О, кого-то накрыло бремя популярности, какая прелесть. На самом деле, после прошлогодней премьеры «Петра» количество поклонниц у Олега возросло в геометрической прогрессии. Букеты, довольно милые подарочки и обилие юных тел у служебного выхода, жаждущих его автографа или фотографии, прилагались в комплекте. Но то, чем некоторые актеры наслаждались, этот большой оригинал считал неприятным побочным эффектом собственного таланта и всячески старался увильнуть от дополнительного общения, совершенно искренне считая, что его работа заканчивается с закрытием занавеса.

– Через главный вход пойти, что ли? – задумчиво протянул Олег, вертя головой вправо-влево и убеждаясь, что смыл все. Я тут же ткнула пальцем в жирную полосу на виске, доказывая, как сильно он заблуждался. – Точно, спасибо. В общем, я после закрытия сезона уже не надеюсь ни на что адекватное. Так что если у тебя есть идеи, как мне смыться – выкладывай.

– А что было на закрытии?

После спектакля память категорически отказывалась напрягаться. Схлынувший адреналин оставил после себя стремительно закрывающиеся глаза и возможность существовать исключительно на автопилоте. Но вроде бы ничего такого страшного я не помнила. В смысле, с поцелуями на Олега никто не бросался и на груди расписаться тоже не просил. Хотя после такого его бы не только на служебке – в театре больше никто не увидел.

– Да девчонка там была одна. – Он поморщился, явно не желая это вспоминать. – На вид лет… семнадцать, наверное. И это в лучшем случае. Главное, сначала стояла вдалеке от толпы, взглядом меня прожигала. На это я даже внимания не обращал – стоишь и стой себе спокойно. Еще бы актеру удивляться, что на него люди смотрят. Это как пожарному обалдеть от того, что его что-то попросили потушить.

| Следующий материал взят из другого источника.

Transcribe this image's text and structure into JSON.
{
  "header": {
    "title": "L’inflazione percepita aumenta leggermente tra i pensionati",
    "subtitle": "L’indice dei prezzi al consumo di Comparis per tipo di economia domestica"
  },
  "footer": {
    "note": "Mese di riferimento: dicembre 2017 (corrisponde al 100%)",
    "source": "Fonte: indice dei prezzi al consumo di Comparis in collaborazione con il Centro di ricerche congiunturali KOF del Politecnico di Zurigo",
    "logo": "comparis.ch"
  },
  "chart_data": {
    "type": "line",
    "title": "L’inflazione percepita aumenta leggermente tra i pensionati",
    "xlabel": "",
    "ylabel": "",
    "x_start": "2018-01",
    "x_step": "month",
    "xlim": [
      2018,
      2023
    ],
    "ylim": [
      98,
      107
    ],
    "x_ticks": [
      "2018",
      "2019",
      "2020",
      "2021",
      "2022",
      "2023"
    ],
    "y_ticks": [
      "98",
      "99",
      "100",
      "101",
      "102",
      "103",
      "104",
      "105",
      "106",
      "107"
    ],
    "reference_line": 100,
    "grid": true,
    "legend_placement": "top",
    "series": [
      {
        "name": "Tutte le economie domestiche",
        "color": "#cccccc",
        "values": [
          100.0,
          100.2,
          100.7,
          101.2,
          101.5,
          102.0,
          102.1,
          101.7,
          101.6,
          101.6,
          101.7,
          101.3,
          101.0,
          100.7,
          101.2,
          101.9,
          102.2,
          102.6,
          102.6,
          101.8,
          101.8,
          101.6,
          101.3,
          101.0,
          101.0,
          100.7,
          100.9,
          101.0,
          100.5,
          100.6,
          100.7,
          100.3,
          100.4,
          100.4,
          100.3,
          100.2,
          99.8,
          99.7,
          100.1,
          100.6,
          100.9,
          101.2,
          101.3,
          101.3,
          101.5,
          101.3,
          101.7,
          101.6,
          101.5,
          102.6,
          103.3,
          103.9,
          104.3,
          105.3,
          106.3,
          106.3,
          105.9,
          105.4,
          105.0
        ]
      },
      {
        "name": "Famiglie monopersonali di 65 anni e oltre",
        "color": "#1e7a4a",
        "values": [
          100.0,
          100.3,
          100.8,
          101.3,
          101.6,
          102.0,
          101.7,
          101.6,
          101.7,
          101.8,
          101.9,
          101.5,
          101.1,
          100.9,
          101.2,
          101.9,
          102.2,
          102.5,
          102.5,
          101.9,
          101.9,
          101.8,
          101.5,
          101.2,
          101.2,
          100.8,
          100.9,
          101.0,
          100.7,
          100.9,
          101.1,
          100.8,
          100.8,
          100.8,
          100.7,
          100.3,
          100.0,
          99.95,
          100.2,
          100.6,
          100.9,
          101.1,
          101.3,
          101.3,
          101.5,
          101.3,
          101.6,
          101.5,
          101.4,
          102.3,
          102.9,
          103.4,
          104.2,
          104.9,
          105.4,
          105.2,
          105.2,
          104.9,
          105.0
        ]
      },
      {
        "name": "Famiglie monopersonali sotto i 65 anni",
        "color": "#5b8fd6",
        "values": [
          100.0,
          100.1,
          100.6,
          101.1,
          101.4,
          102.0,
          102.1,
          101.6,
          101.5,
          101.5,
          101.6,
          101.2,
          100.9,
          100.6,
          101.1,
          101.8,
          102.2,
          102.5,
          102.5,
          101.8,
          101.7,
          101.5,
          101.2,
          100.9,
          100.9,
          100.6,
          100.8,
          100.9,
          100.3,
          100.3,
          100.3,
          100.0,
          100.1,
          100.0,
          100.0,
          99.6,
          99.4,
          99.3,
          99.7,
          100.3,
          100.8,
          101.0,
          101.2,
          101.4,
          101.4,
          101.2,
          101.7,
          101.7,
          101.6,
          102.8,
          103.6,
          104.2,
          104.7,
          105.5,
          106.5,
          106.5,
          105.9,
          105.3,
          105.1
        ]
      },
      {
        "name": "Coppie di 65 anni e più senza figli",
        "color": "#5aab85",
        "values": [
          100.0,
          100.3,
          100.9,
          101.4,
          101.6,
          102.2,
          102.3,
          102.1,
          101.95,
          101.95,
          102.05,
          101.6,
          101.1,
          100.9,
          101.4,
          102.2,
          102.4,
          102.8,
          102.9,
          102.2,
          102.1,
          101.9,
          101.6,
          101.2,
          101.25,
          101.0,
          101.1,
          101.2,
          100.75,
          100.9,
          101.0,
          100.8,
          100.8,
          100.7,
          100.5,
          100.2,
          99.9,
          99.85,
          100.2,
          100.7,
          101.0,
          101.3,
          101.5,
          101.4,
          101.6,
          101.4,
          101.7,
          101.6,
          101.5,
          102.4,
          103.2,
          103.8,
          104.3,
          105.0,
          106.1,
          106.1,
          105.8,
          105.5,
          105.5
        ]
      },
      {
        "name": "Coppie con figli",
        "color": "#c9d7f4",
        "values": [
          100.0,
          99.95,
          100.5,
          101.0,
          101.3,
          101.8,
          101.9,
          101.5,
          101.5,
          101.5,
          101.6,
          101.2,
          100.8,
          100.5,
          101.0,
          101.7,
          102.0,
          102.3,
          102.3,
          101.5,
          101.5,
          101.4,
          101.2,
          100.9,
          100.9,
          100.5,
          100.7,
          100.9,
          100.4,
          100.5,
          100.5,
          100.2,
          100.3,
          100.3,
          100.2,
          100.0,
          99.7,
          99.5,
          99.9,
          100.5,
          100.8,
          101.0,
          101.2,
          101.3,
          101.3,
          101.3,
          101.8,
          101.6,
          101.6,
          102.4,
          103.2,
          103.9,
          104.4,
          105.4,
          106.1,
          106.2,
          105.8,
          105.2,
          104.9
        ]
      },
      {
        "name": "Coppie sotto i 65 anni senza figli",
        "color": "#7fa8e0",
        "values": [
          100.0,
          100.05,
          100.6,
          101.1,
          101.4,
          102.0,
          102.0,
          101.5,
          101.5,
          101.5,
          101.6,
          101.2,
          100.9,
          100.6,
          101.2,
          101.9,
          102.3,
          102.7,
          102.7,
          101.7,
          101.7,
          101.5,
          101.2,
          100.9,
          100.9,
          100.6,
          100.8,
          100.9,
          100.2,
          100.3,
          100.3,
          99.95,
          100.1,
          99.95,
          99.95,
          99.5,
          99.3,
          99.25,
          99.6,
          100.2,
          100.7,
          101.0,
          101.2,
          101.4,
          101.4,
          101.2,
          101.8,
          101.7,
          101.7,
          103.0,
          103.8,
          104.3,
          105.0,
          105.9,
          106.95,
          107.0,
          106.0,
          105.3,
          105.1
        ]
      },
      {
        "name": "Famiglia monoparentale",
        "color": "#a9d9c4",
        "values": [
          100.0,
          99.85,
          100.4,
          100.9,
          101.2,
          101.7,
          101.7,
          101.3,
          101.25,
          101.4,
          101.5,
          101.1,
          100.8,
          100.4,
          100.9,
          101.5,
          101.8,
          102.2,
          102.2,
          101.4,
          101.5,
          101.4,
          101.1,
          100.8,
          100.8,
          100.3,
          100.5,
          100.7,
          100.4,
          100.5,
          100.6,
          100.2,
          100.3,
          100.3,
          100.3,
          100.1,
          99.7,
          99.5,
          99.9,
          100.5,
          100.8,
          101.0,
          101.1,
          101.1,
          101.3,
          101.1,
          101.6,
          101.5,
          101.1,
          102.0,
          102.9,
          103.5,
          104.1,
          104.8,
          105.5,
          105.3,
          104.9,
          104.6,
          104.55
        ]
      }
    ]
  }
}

От метафоры я только тихо хохотнула. Да уж, было бы странно от такого нервничать, когда во время выступления на тебе скрещиваются взгляды сотен людей. Начнешь такого бояться – и еще до тридцати умудришься схлопотать инфаркт, а это уже, извините, моветон.

– И вот, значит, кому-то программки подписываю, с кем-то селфи делаю, – продолжил Олег. – Тут она подходит. Бочком, как крабик. Я еще, помню, подсознательно напрягся, думаю: «Сейчас что-то будет». И точно. Она на меня смотрит как на явление Христа народу. Даже не пытается блеск в глазах скрыть. Какой-то листок с маркером протягивает и говорит так тихо-тихо: «Олег Леонидович, а можно я ваши волосы потрогаю?» Вроде как она давно мечтала, а попросить только сейчас решилась.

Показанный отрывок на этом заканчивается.